Découverte de la plus grande bactérie, aussi longue qu’une mouche domestique
Des biologistes ont découvert la plus grande bactérie existante, dont une seule cellule mesure 2 cm de long. Visible à l’œil nu, cette nouvelle espèce présente des caractéristiques étranges qui en font un chaînon manquant dans l’évolution des cellules complexes comme celles de l’humain.
Image d’entête, extrait d’une vidéo (lien en fin d’article) : la grande bactérie Thiomargarita magnifica découverte, à côté d’une pièce américaine de 10 cents pour l’échelle. (Science)
La plupart des espèces de bactéries mesurent entre 1 et 5 micromètres de long, mais la plus grande connue jusqu’alors était Thiomargarita namibiensis, qui culmine à 750 micromètres ou 0,75 mm. Mais cette espèce fraîchement identifiée dépasse tout le reste : sa longueur moyenne est de 9 000 micromètres (0,9 cm), le plus grand spécimen recensé atteignant 2 cm. Cette seule cellule est plus longue que la mouche domestique ordinaire.
Cette énorme taille bouleverse les idées reçues sur la taille des bactéries. On a longtemps cru que leurs dimensions étaient limitées par la distance que pouvaient parcourir les molécules qu’elles échangent avec leur environnement. Si les nutriments ne peuvent pas faire le voyage de leur membrane à leur intérieur, et si les toxines ne peuvent pas faire le voyage inverse, l’organisme ne serait pas viable.
Alors comment le nouvel organisme géant y parvient-il ? Il contient en fait un sac rempli d’eau qui représente 73 % de son volume et qui pousse son contenu cellulaire contre la membrane extérieure, de sorte que les molécules vitales n’ont pas à traverser toute sa largeur.
C’est le même mécanisme qui permet à la précédente détentrice du record, T. namibiensis, de devenir plus grande que la plupart des bactéries. Constatant ces similitudes et d’autres trouvées dans une analyse génétique, l’équipe propose que la nouvelle espèce appartienne au même genre, suggérant le nom de Thiomargarita magnifica.

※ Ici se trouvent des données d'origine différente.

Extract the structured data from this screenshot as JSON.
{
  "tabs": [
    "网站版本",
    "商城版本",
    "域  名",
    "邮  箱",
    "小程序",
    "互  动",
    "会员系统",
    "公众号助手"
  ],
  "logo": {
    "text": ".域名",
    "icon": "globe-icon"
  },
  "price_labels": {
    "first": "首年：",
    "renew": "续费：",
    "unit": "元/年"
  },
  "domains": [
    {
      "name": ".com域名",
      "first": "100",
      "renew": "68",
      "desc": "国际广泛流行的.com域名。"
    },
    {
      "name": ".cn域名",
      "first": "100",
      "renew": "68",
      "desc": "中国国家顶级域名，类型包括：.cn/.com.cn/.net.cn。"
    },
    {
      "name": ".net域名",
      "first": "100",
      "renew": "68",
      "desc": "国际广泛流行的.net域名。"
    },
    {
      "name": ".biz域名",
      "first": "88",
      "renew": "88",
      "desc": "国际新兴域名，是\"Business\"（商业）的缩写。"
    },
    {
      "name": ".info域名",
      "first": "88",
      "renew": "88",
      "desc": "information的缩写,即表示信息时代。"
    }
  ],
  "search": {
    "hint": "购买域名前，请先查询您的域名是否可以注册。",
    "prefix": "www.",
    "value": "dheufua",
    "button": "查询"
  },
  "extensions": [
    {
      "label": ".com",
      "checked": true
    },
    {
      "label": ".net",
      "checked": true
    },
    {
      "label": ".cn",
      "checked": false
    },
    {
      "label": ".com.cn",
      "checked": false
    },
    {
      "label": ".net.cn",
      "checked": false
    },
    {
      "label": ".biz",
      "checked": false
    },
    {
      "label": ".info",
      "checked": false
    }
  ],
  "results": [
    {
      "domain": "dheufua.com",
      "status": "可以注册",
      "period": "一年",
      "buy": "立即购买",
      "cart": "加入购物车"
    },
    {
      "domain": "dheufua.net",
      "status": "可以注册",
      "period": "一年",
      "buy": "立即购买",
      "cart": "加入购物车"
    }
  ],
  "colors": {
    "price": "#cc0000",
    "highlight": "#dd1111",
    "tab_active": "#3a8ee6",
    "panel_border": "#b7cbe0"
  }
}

L’organisme a en fait été découvert pour la première fois il y a une dizaine d’années, sous la forme de faisceaux de filaments blancs poussant sur des feuilles de palétuviers en décomposition dans un marais des Caraïbes. Mais à l’époque, son découvreur, le biologiste marin Olivier Gros, ne savait pas qu’il s’agissait de bactéries, et encore moins de cellules uniques. Cette identification n’est intervenue que plus récemment, grâce à une analyse détaillée.
Sa taille physique n’est pas le seul élément imposant de cette bactérie. L’analyse génétique a révélé que son génome est également énorme, contenant 11 millions de bases et environ 11 000 gènes, ce qui est presque trois fois plus grand que la plupart des génomes bactériens. En y regardant de plus près, l’équipe a constaté que le génome est assez répétitif, avec plus d’un demi-million de copies de certaines séquences.
Mais cette étrange bactérie ne fait que gagner en étrangeté. Cet ADN était contenu dans un sac membranaire, ce qui est normalement caractéristique des formes de vie plus complexes. Les bactéries ont normalement leur ADN qui flotte librement dans la cellule. La frontière entre les deux principales classifications de formes de vie, les procaryotes et les eucaryotes, est donc floue.
Cette recherche n’a pas encore été publiée dans une publication évaluée par des pairs, mais elle est disponible sur le serveur de prépublications bioRxiv : A centimeter-long bacterium with DNA compartmentalized in membrane-bound organelles et présentée dans la revue Science : Largest bacterium ever discovered has an unexpectedly complex cell.